Les Aventures de Monsieur Tam-Kik
D’après Ernest du Laurens de la Barre
Cinquième partie
Allons voir un peu, avant de finir, ce que devint notre Tam-Kik, avec sa mouche.
Lassé de vagabonder, le camarade demanda une place de valet dans une bonne ferme du voisinage.
Le fermier de Kerlostik, avant de le gager, regarda un peu de travers les pauvres jambes et le triste équipage du garçon. Mais celui-ci, piqué et enhardi par sa mouche, ayant dit qu’il ferait à lui seul plus d’ouvrage que trois fainéants de Bannalek, le maître consentit à le prendre à l’essai, avec trois écus par an, de la soupe de pain de seigle tous les jours, de la bouillie de mil et des crêpes une fois par semaine.
C’était une belle condition, assurément.
Aussi, Tam n’eut garde de refuser. Le voilà donc valet de charrue.
Le troisième jour, le maître ayant été à la foire la veille, par un temps brûlant, en avait rapporté sa bourse vide et un bon coup de soleil par-dessus le marché.
Tam-Kik proposa à la vieille moitié de ménage d’aller au champ tout seul avec les bœufs et la charrue.
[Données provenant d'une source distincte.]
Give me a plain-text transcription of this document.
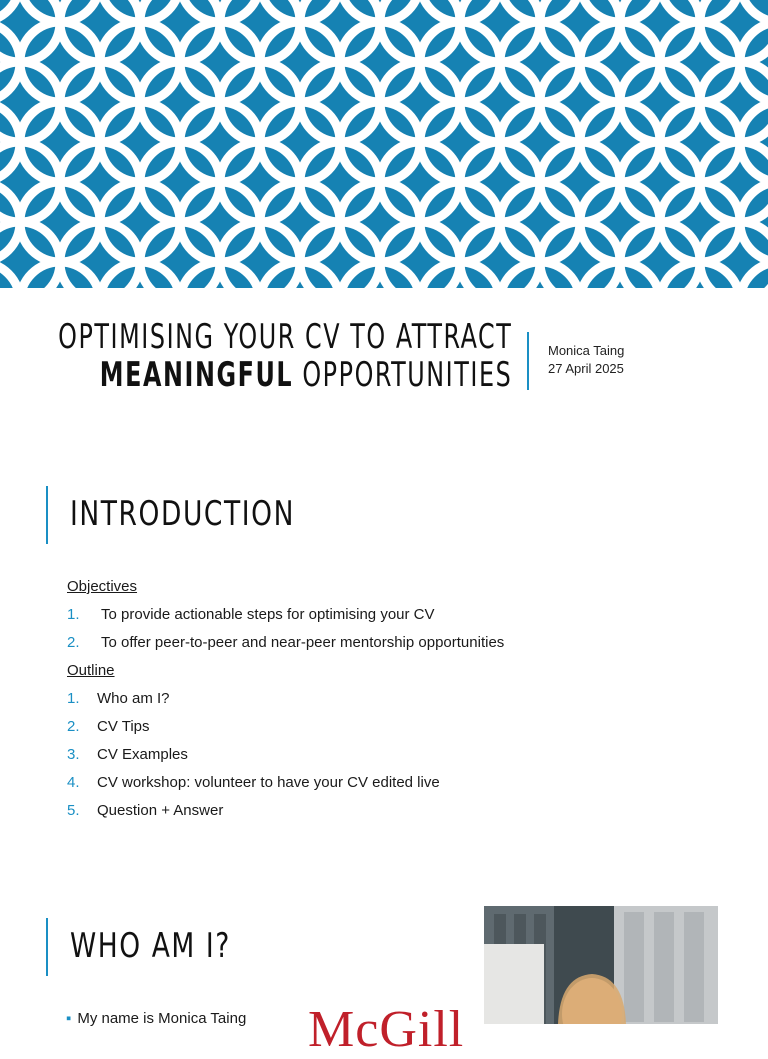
OPTIMISING YOUR CV TO ATTRACT
MEANINGFUL OPPORTUNITIES
Monica Taing
27 April 2025
INTRODUCTION
Objectives
1.	To provide actionable steps for optimising your CV
2.	To offer peer-to-peer and near-peer mentorship opportunities
Outline
1.	Who am I?
2.	CV Tips
3.	CV Examples
4.	CV workshop: volunteer to have your CV edited live
5.	Question + Answer
WHO AM I?
▪ My name is Monica Taing McGill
La vieille accepta, faute de mieux, espérant au surplus trouver tout de suite une bonne raison pour fourrer à la porte ce failli gras, qui mangeait autant que deux.
Mais sur le coup de midi, quand elle alla au champ porter au valet sa soupe de pain noir, dont elle avait eu soin, la digne créature, de ne remplir l’écuelle qu’à moitié, quand elle vit la grande pièce toute labourée, elle resta stupéfaite.
Tam-Kik avala sa soupe sans rien dire, et, avant le soir, il laboura un second champ, avec l’aide de sa mouche qui aiguillonnait les chevaux et leur donnait un cœur infatigable.
Dame, on ne trouvait plus à la ferme les jambes de Tam-Kik aussi maigres, et la ménagère permettait à l’aînée de la maison de lui porter son dîner au champ.
On le régalait joliment, allez, et la fille ne s’en revenait pas sans regarder par-dessus la haie. Finalement, ça continua si bien, si bien pour Tam-Kik, que la pen-hérez baissa les yeux devant lui, et le laissa prendre son petit doigt et attacher une épinglette à sa piécette en revenant du pardon.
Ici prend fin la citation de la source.